I have often spoken with Jean-Claude about those moments in war when our arrogant reasoning suddenly becomes humble and seeks support in ideas that at first sight appear quite far-fetched. Signs of destiny, omens … before we call this young soldier superstitious, we must be able to explain to him what place reason has in the monstrous clashes of populations, the extermination of millions of humans, the planetary meat mincer of lives that he was swept up in at such a young age.

It is this soldier, rattled in every cell in his being, who pushed open the door to the Bordeaux cathedral.

The old man would prefer not to add these kinds of extra comments to his story. He wants to tell the facts as he experienced them, to recall his emotions without their retinue of wise ruminations. But more importantly, as he has gotten older, he has become more and more aware of a supreme truth, one far broader than his memories as a young soldier and far simpler than the doctrines the fiesta philosophers were constructing.
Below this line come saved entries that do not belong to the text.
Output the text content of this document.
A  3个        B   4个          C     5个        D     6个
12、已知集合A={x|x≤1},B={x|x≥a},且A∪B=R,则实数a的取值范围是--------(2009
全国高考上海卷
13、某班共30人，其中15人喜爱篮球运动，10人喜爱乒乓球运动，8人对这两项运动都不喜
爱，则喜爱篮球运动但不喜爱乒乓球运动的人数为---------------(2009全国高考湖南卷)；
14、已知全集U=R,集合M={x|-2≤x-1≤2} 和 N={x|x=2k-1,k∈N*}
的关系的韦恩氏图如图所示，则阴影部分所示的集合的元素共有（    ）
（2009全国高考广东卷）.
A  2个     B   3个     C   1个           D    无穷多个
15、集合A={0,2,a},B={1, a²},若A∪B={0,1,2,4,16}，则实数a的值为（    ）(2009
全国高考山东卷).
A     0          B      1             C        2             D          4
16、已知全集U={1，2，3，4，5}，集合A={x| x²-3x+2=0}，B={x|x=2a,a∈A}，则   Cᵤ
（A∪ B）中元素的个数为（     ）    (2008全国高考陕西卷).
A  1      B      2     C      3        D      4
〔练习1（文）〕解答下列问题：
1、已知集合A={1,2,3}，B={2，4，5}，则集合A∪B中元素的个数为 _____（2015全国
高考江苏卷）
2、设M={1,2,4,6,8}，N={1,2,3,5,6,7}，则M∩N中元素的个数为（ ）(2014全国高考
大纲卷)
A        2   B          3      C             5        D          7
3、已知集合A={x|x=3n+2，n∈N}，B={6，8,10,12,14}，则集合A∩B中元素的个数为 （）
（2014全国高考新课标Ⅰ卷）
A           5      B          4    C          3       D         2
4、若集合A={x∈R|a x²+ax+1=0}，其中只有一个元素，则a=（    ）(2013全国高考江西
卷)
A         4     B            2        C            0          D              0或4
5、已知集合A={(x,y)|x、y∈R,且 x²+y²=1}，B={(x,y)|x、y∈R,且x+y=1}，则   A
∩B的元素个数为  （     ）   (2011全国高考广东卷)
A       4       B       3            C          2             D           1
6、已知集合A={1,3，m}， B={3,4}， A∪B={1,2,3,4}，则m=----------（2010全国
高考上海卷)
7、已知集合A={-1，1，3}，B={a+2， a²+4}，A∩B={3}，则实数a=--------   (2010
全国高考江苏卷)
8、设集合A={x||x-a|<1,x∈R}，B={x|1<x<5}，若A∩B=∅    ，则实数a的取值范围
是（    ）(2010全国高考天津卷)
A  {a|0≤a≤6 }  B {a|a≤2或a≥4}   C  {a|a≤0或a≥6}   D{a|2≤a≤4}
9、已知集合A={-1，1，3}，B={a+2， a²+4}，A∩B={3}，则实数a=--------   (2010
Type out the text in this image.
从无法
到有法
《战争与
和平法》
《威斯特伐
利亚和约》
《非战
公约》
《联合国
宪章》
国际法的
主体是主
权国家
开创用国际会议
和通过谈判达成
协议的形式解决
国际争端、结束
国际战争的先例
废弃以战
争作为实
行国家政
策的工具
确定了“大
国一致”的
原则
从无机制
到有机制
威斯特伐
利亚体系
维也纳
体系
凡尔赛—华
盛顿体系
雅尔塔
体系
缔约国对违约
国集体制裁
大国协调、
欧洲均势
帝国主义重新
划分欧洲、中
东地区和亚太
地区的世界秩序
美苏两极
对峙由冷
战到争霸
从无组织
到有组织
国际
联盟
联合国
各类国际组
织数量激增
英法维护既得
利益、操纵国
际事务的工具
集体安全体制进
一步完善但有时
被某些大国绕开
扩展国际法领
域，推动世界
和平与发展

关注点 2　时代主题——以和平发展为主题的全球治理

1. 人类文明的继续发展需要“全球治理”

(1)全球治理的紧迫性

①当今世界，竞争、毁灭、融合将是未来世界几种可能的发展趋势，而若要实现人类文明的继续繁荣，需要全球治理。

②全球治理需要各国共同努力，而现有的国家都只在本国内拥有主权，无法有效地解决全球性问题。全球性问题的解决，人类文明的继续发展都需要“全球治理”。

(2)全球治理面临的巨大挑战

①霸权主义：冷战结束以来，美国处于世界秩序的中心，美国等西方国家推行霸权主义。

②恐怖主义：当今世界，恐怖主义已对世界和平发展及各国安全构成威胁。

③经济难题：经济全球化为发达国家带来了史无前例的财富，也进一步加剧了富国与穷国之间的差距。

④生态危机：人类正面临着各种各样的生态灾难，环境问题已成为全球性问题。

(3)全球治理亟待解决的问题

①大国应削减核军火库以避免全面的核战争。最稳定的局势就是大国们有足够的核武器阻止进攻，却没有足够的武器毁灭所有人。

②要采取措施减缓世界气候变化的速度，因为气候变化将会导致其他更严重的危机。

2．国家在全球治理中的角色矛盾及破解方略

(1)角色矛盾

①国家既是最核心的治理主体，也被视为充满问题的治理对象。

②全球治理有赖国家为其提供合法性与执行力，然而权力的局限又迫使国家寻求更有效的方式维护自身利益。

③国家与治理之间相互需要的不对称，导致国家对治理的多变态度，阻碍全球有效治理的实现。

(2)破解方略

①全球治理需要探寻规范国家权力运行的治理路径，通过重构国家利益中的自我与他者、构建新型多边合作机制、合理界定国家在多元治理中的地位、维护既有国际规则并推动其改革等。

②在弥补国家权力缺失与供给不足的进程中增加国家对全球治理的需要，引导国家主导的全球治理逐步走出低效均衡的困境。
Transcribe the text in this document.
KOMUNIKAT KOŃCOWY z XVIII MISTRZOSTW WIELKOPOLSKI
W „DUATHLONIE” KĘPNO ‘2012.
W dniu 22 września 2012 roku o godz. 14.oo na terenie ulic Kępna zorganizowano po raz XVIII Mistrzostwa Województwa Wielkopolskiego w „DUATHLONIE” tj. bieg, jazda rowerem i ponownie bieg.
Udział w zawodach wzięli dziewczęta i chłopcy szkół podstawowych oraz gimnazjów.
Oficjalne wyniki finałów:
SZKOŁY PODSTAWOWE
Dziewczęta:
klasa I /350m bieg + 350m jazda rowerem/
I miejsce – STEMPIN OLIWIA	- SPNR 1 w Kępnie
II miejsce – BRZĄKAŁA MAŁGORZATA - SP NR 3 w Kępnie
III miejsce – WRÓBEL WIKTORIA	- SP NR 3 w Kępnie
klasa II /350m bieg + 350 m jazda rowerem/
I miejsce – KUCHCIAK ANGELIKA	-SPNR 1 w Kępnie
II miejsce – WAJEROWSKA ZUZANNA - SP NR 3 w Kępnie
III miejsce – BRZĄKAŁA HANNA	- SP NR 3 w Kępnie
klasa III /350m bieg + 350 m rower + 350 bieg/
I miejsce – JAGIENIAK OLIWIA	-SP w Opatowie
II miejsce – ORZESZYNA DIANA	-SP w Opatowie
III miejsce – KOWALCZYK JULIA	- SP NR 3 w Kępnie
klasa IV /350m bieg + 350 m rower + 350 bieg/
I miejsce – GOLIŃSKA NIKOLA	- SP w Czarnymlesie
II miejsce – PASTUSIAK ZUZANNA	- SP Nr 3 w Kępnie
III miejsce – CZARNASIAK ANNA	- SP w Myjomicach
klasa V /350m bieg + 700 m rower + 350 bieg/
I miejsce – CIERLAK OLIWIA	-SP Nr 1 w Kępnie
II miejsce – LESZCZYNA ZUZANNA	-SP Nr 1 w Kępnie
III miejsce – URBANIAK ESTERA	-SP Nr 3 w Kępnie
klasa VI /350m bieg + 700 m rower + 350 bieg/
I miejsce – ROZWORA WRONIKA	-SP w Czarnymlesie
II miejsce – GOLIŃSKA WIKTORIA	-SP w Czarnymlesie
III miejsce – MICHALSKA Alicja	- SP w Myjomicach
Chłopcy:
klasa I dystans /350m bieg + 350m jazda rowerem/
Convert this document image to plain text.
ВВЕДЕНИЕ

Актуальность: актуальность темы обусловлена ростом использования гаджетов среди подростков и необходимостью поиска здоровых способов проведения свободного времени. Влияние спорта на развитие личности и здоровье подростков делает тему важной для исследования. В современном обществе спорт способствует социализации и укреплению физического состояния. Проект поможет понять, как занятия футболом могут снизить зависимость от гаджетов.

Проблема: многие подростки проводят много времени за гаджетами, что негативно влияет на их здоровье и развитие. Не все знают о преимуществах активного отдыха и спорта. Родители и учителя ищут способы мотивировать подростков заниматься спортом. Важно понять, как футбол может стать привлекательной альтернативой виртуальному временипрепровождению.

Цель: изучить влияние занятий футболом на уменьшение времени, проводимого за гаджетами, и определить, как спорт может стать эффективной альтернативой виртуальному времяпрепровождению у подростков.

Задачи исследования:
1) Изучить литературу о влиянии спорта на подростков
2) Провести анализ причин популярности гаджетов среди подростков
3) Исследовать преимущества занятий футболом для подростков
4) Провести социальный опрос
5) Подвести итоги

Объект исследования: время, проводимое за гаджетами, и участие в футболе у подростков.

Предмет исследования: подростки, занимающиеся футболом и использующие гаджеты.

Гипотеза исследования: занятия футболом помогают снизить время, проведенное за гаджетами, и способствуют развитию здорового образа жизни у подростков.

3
For him, this truth had the force of a new birth, a new path he could step onto, distancing himself from the farce playing out all around him with its bloodshed, its rapacity, its comedy of vanities, its exaltation of reason, of history.

“War is one hell of a summary of the world,” he told me one day. “Death, survival instincts, hatred, love, flesh, the spirit; the soldier has the chance to probe the depths of all of these things and in a very short time. And if he is not stupid, he learns fundamental things! He acquires an unequaled knowledge of his mortal body, of its laughable limits, and also knowledge of his role in the great comedy of society; in war, we see the very same human theater, but the pistols are not made of plastic. Yes, the same merry-go-round is turning. What is most important comes afterward, when the soldier discovers that it is possible to go further than the whirlwind of those bodies filled with the desire to live and the fear of dying. Yes, when he understands that there is a way off of the merry-go-round.”

A way off of the merry-go-round…. The memory of these words returned to me in those sad days of post-June 18, 2010, when our hopes were dying out one after the other.

Charles Dupêchez, with the help of his assistant and friend, Sylvie Goguel, fought until the end: “I called one of our authors, he promised me he’d talk to someone at Libération.” Nothing. “Wait! There might be a little piece in Paris-Match next week.” Nothing at all! The summer holidays were approaching, everyone was getting ready to leave, and a soccer championship was occupying the screens, the radio waves, and people’s minds.

Jean-Claude did not show any bitterness. These disappointments with the media must have seemed of little importance to him next to the death of Lieutenant Mauclerc. No, the merry-go-round of small Parisian games did not interest him. He only regretted that he hadn’t been able to make the names of his comrades heard, for before they died, some of them, like him, had caught a glimpse of the way.

It was while thinking about these men that he once confided to me, in a voice that was very detached from the daily sounds around him: “If I lived to be this old, maybe it’s so that I would have the time to tell their stories.”